Los pescadores
deseamos que nuestros hijos también amen los ríos.
Pronto les
compramos una caña y les llevamos a los torrentes con nosotros. Imaginamos que
así aprenderán y descubrirán nuestra pasión. Soñamos con que un día nos
acompañen por fin a los ríos de igual a igual y ya no tendremos nada que
enseñarles y cogerán más truchas que nosotros.
Pero debajo de
este deseo no existe ninguna proyección del ego, ningún “quiero que mi hijo sea como yo”, sólo queremos descubrirles lo que
nos hace sentir, saber, vivir “ser
pescador”.
Un padre
pronto sabe si su hijo ha entendido todo lo que los ríos pueden darle. Si no le
importan los madrugones, las caminatas, el frío, los enredos, los días de bolo…

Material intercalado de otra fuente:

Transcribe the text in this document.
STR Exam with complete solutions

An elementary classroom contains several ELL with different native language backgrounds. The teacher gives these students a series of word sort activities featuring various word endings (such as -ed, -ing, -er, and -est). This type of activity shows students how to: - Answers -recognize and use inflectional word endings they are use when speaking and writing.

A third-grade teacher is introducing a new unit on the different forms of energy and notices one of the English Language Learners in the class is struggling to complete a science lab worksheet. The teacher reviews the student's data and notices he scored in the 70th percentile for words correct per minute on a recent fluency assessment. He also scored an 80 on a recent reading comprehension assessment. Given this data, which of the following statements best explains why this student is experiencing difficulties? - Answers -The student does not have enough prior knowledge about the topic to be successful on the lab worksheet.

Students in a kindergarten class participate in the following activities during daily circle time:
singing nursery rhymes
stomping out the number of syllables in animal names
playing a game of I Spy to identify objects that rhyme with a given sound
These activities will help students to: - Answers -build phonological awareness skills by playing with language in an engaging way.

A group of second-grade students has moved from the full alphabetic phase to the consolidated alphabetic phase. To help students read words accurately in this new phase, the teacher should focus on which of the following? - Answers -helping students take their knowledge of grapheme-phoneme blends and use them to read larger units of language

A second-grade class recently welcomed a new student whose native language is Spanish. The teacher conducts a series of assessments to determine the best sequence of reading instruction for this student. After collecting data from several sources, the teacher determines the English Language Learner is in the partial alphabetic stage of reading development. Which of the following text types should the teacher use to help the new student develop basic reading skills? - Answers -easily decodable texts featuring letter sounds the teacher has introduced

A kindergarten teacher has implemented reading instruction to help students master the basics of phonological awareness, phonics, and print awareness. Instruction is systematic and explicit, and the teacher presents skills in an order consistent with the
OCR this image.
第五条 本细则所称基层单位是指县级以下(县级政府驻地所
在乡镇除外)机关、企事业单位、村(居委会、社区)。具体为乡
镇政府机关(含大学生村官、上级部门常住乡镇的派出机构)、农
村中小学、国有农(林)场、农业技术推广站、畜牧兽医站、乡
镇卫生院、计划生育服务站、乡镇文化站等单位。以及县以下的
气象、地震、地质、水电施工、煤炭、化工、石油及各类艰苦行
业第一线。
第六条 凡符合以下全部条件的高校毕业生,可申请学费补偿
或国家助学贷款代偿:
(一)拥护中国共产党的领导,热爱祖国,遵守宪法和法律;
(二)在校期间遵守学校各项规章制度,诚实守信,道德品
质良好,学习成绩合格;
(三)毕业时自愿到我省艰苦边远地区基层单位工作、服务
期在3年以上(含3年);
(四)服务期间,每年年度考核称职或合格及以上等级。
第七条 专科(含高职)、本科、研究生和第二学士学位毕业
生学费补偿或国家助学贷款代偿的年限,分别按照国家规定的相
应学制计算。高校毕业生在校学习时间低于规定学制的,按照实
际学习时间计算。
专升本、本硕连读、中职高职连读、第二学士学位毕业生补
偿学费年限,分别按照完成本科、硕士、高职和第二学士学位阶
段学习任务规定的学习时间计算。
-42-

si no le importa sentir que es muy, muy difícil engañar a las truchas… si pronto
pesca a su aire sin pedirte ayuda por un lío, un enganchón o un remojón es que
el hijo ha intuido que los ríos tienen algo valioso que enseñarle y que ha
entendido, aunque sea pequeño, que en ellos también hay felicidad, desafío,
juego, misterio.
Tengo suerte.
Desde los seis años me acompaña a tocar las aguas mi hijo el pescador. Ahora
tiene doce y ya no hay torrente, por difícil que sea, en el que no pueda o
quiera venir conmigo.
No sé lo que
será de su vida. No sé lo que será de la mía. Mientras tanto, el agua limpia de
los torrentes nos muestra muchos caminos invisibles por los que vamos juntos.